I minatori dell’Impresa pubblica dell’industria mineraria Resavica, insoddisfatti della proposta del Ministro dell’Economia e delle Finanze Mladjan Dinkic di privatizzare l’azienda, richiedono un incontro d’urgenza con la Ministra dell’Energia Zorana Mihajlovic e annunciano uno sciopero generale

“A causa della grande preoccupazione dei lavoratori, delle loro famiglie, così come di tutti gli abitanti di questa indigente zona, richiediamo un incontro urgente, al più tardi il 5 luglio, per discutere della situazione dell’azienda”, riporta la lettera aperta inviata al Ministero. “Nel caso i colloqui non avvengano, saremo costretti a proclamare uno sciopero generale fino all’ottenimento dell’incontro”, continua la lettera firmata dal Presidente del Comitato generale del sindacato dell’impresa, Goran Nikolic.
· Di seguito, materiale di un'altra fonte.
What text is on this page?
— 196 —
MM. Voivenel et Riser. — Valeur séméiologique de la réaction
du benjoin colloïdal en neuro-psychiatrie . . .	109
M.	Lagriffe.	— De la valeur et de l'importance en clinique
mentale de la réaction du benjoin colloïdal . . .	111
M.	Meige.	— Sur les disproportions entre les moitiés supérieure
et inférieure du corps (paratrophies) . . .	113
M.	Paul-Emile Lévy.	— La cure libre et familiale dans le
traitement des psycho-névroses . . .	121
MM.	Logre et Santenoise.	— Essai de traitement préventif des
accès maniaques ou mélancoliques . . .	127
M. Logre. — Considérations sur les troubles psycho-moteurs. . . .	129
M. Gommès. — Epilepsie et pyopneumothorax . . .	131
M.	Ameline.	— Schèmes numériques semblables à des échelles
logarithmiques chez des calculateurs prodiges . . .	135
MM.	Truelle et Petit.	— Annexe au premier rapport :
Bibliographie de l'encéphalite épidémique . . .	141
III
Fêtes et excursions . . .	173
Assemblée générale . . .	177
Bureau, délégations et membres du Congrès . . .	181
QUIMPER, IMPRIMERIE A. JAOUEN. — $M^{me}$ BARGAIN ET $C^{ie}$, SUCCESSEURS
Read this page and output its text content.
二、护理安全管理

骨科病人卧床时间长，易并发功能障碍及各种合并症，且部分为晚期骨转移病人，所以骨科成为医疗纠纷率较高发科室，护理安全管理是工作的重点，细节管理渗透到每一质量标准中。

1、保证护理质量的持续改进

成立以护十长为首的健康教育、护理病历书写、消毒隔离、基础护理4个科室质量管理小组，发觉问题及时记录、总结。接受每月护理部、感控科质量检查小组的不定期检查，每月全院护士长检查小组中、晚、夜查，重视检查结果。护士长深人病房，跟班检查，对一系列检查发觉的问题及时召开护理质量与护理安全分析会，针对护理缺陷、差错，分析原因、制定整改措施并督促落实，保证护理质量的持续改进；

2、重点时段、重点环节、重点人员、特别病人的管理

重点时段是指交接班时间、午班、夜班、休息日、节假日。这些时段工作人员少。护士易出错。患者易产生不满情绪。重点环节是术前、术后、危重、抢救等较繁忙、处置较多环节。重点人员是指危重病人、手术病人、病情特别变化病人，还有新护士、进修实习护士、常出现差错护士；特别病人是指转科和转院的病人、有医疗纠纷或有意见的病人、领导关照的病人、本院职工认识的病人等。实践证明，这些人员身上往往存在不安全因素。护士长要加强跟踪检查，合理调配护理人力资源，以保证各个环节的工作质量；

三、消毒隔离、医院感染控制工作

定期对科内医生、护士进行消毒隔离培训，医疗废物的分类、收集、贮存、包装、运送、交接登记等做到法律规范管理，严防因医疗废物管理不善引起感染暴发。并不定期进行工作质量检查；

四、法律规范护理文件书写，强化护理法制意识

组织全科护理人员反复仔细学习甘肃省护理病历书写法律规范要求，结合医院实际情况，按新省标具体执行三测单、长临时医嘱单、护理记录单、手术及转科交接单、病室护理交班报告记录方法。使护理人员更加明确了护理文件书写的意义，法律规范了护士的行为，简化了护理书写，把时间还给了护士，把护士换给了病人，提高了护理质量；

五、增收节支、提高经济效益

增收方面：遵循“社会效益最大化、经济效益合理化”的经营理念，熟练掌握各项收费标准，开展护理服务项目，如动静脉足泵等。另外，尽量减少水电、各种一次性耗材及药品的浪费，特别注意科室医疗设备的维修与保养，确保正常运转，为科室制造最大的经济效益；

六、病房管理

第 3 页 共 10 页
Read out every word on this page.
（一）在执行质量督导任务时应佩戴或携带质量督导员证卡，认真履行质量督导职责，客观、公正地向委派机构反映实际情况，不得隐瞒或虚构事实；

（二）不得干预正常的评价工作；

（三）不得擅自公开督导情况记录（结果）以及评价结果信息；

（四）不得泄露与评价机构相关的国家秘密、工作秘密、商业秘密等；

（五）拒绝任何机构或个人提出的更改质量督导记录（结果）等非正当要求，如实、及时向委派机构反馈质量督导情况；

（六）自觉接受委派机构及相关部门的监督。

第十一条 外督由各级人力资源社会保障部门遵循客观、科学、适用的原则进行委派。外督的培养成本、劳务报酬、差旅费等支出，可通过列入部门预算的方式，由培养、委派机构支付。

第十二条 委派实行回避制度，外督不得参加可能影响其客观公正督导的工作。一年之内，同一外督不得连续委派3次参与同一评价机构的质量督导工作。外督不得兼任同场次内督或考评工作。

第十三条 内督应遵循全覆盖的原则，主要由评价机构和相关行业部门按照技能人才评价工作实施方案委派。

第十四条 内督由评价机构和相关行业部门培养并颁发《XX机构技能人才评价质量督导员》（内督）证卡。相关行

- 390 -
Durante la discussione sul bilancio 2013 tenutasi in Parlamento, Dinkic ha dichiarato che tra le misure previste dal Governo vi è anche la privatizzazione dell’azienda mineraria Resavica, con un appalto pubblico che sarà lanciato a settembre. “Il Ministro ha dichiarato che il bando per la privatizzazione dell’impresa sarà preparato e pubblicato dal Ministero, il che è già una sorpresa per noi, avendo ricevuto garanzia da parte Vostra e dei vertici dell’azienda del fatto che la miniera non verrà privatizzata e che verrà al più presto elaborato un progetto di consolidazione strategica”, continua la lettera. La propria posizione contro la privatizzazione era già stata espressa dai minatori in una comunicazione al Premier Ivica Dacic il 20 giugno, in cui veniva anche fatto presente che “l’unica via di salvezza per la miniera consisterebbe in un più stretto legame con il settore energetico del Paese”.